The OPEC member will announce new oil and gas contracts at conferences in Tehran and London on Nov. 21-22 and Feb. 22-24 respectively.
"It is not only questions of resources or opportunities, it is a question of profits," Total's chief executive Patrick Pouyanne told a conference in Abu Dhabi, capital of the United Arab Emirates.
"We will be well positioned to look at opportunities in gas, oil, petrochemicals and marketing. But all that is subject to good contractual conditions, so we will see."
Pouyanne said Total was likely to attend the Tehran conference where the oil ministry will reveal the framework of the contracts.
Iran said the new ones would be a major improvement not only on the so-called buy-back contracts but also on those that neighbor Iraq offered to foreign oil companies in 2009-2010.
Oil majors have said they would return to Iran if it made big improvements to the pre-sanction buy-back contracts, which some foreign companies complain made them no money or even incurred losses.
"Today buy-back contracts would not attract anyone for the lack of oil price upside and reservoir upside," Shell's integrated gas director Maarten Wetselaar told a news briefing.
"Iraq would today also struggle to get those contracts away."
Oil companies operating in southern Iraq, such as Shell and Total, have often complained about the tough terms offered by Baghdad as well as security concerns and infrastructure constraints.
"At the moment the industry is more constrained in financial resources rather than opportunity-constrained," Wetselaar said, adding that this had been shown by some recent auctions in places such as Mexico generating tepid interest.
The sanctions have halved Iran's oil exports to around 1.1 million barrels per day from a pre-2012 level of 2.5 million bpd. The loss of oil income has hampered investment in new development and the country has struggled to pay for equipment and services.

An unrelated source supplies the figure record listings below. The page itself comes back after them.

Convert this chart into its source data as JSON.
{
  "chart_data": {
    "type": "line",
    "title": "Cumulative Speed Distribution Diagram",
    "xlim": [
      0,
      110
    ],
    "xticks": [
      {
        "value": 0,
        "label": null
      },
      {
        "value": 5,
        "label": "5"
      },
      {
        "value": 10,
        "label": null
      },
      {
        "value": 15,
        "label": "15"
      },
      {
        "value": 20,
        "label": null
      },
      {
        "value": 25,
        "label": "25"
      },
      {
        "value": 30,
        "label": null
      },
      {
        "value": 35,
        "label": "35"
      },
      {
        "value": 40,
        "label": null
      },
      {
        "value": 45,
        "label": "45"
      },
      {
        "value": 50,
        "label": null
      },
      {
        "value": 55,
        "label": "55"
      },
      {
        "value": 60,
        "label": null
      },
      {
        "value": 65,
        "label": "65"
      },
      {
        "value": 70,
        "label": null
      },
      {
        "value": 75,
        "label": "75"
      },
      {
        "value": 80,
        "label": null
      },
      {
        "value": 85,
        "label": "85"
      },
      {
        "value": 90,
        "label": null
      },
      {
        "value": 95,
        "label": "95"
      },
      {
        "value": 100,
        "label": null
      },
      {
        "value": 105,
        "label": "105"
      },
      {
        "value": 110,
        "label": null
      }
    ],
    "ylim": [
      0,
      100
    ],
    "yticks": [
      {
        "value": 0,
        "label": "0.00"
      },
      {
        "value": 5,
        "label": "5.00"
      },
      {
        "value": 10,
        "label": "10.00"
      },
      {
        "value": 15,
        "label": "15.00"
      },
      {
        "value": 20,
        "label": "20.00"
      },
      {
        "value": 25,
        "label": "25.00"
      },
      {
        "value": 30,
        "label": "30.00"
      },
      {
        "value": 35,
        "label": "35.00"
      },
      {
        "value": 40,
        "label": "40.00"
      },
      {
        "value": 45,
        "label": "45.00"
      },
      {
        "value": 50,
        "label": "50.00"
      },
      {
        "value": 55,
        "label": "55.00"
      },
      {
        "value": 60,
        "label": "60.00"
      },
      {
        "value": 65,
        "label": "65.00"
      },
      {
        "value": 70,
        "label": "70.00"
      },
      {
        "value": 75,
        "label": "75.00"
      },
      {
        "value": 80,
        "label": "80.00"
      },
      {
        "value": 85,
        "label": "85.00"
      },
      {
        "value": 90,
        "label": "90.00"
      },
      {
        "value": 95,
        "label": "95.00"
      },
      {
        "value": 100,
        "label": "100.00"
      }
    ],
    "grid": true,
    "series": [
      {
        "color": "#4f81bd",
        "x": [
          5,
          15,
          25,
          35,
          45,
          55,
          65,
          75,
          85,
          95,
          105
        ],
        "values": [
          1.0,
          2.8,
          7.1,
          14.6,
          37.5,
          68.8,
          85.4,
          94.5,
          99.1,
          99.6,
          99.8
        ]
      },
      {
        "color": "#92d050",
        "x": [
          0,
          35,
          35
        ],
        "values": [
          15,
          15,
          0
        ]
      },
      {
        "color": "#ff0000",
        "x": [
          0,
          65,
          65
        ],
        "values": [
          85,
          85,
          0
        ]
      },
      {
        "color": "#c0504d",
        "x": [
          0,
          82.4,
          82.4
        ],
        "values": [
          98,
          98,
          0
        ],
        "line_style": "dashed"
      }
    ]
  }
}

Iranian officials say they would be able to raise crude production by 500,000 bpd once sanctions are lifted next year, and another 500,000 bpd few months after that.
But many are skeptical saying Iran would need billions of dollars in investments and the know-how of foreign companies help to boost its production after years of under-investment.
"Iran will probably be able to put in the market 400-500,000 bpd but then after it would take time," said Pouyanne.